Seven ministers from the capital have opposed the laws and called on City Hall and the Federal Territories Minister to repeal it. The ground for the opposition to the alcohol policy improvements was that it was not fair for non-Muslim people of Malaysia. But the claim is unfounded for three reasons:

  1. Anyone in the city can still access alcohol in other places, such as restaurants, pubs, bars, hotels, commercial complexes, warehouses, supermarkets, and hypermarkets. 
  2. There are many other countries which are not primarily Muslim that limit the places that can sell alcohol. For example, in Sri Lanka alcohol is not sold in grocery shops either and is limited to licensed outlets such as pubs, bars, restaurants and nightclubs. In Western countries with modern and evidence-based alcohol policy models the availability of alcohol is also limited in a common sense approach. For example in Nordic countries, such as Sweden, all off-premise alcohol that is not light beer is sold through a government-run alcohol retail monopoly that removes the profit maximization interest from alcohol retail and puts the public interest first.
  3. Reducing alcohol availability through limiting alcohol sales is a World Health Organization (WHO) recommended policy action to prevent and reduce alcohol harm globally.

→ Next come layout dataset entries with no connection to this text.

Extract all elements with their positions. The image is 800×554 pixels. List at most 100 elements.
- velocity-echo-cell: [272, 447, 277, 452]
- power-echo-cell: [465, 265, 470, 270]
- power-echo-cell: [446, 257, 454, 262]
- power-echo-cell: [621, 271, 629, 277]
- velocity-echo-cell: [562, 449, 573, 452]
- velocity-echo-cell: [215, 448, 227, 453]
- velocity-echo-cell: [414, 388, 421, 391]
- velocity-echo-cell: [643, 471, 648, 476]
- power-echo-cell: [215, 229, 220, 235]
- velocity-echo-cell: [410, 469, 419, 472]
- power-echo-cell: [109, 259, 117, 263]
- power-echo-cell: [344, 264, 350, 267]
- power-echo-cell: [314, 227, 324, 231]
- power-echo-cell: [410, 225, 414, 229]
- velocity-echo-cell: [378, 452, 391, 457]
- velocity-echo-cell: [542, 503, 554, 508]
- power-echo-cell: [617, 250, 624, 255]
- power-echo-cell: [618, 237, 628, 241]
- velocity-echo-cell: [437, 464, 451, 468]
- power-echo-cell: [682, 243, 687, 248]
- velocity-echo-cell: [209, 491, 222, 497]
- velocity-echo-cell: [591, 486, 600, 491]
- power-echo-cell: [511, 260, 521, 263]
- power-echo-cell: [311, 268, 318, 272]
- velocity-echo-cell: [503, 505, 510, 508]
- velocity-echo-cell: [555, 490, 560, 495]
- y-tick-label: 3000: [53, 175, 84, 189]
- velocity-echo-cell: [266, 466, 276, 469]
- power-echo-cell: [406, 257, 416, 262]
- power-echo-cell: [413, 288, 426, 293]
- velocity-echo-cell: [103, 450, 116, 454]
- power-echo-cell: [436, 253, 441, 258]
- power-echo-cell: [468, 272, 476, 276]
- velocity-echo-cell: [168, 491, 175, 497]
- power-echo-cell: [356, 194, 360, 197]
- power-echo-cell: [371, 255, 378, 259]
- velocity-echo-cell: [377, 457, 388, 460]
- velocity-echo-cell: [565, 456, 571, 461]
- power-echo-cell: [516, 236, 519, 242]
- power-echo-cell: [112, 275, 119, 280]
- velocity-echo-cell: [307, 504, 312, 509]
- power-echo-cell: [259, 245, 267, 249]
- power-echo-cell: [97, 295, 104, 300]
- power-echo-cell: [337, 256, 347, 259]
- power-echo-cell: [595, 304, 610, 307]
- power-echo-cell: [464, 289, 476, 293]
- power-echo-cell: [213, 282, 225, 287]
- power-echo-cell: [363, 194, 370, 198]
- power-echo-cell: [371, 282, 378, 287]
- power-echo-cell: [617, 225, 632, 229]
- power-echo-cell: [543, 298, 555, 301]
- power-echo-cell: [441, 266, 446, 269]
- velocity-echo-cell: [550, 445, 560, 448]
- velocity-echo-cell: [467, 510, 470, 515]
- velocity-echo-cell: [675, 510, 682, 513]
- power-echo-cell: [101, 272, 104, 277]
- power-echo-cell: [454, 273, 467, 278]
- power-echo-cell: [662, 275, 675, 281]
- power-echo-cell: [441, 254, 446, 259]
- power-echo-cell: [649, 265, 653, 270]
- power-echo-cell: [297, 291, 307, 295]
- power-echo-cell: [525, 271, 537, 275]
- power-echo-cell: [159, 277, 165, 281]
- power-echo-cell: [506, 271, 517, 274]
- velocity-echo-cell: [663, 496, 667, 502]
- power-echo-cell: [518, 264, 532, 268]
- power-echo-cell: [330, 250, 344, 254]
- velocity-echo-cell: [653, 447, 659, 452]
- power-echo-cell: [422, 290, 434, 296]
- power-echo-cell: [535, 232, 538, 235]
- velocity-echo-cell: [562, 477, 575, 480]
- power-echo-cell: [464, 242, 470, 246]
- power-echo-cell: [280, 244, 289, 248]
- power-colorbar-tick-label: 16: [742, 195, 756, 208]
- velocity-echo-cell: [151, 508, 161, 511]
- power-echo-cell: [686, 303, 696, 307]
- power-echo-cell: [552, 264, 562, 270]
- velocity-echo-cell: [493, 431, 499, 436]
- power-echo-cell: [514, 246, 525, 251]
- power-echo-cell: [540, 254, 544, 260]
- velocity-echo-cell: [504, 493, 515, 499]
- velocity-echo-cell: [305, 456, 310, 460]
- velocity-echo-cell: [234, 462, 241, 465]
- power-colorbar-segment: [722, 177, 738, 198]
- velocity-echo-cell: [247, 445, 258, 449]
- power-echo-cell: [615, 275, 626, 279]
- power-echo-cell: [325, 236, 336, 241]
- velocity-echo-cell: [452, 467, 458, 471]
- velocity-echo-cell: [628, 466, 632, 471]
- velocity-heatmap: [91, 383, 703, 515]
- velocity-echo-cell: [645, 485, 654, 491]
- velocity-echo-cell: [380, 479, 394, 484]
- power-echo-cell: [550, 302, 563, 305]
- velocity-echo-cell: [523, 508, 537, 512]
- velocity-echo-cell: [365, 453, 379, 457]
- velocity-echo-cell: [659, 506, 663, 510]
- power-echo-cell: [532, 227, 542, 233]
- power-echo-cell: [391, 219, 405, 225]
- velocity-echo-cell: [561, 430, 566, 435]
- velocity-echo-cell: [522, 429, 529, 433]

Alcohol policy in Malaysia

Malaysia has low levels of alcohol use generally and in comparison to the WHO Western Pacific Region. However alcohol harm is still present. About a third (35.8%) of youth alcohol users between 15 to 19 years of age binge on the substance. About 5% of the male population suffers from alcohol use disorders. 

© WHO Global Alcohol Status Report 2018

Malaysia implements several WHO recommended alcohol policy solutions, such as regular increases of alcohol taxes and local measures to raise prices of locally brewed alcohol. During COVID-19, Malaysia was a country that categorized alcohol as “non-essential”. Thus, reducing availability and harm caused by alcohol to contain COVID-19.